わたしとしては、ビジネスマン必読の一冊であると思う。
グレーゾーン金利については、当時マスメディアで何度となく解説されたから、覚えておられる人も多いだろう。
1954年以降、日本の貸し付け金利の上限は二つの法律で定められてきた。一つが、出資法で年29.2%を上限とする。こちらの法律には罰則規定がある。
もう一つが利息制限法で、貸付金額に応じて利息の上限を定めている。10万円未満なら年20%、10万円以上100万円未満ならば年18%、100万円以上なら年15%。こちらには罰則規定がない。
出資法と利息制限法の間の金利、つまり29.5%と、20~15%の間の金利をグレーゾーン金利と呼ぶ。罰則のない利息制限法では違法だが、罰則規定のある出資法では合法となる金利だ。
出資法は刑事法であり、利息制限法は民事法という区分はある。しかし、同じ金利というものに対して、法律がダブルスタンダードを許してきたのである。
長年、消費者金融業界では、グレーゾーン金利は合法であるとして高い金利を採用してきた。監督官庁である旧大蔵省、そして現金融庁は、メインストリームである金融・証券業界の監督に力を入れており、消費者金融への監督は後回しになっていた。
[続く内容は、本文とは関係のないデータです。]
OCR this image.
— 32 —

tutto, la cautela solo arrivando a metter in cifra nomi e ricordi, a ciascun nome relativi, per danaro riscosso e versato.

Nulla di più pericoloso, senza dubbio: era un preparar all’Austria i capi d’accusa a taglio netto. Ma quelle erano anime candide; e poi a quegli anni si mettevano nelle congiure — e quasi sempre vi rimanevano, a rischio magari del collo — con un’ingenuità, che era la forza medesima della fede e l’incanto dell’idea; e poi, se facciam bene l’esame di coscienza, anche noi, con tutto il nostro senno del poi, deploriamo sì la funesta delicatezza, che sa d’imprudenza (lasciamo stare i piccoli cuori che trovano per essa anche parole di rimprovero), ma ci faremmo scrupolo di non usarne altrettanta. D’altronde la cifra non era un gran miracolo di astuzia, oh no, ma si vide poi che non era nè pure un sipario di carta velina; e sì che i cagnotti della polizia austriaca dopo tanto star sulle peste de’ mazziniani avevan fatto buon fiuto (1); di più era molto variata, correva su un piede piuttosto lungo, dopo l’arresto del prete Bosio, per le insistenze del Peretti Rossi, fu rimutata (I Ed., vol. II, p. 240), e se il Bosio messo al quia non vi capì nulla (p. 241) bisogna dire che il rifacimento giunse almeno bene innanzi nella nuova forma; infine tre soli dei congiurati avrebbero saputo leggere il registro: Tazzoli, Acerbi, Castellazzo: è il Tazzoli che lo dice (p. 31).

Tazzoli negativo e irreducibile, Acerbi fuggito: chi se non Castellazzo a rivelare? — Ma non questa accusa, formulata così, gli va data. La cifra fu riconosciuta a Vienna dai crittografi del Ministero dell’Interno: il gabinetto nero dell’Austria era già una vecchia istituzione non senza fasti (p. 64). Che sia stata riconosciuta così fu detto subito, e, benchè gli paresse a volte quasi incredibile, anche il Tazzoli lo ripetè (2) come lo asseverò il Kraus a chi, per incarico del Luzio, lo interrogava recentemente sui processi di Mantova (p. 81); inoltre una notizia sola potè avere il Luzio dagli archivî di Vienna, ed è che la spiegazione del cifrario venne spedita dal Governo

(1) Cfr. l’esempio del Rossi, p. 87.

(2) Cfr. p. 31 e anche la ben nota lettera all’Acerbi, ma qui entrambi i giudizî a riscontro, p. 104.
ところが、2006年1月13日、最高裁判所が、グレーゾーン金利は違法であるとする判決を下した。消費者金融大手アイフルの子会社であるシティズが、債務者に債務返還を求めて起こした裁判で、グレーゾーン金利の有効性が争われることとなり、最高裁はグレーゾーン金利は違法であるという判断を下したのであった。
金融庁は、判決に対する対応、すなわちグレーゾーン状態の解消を迫られることになった。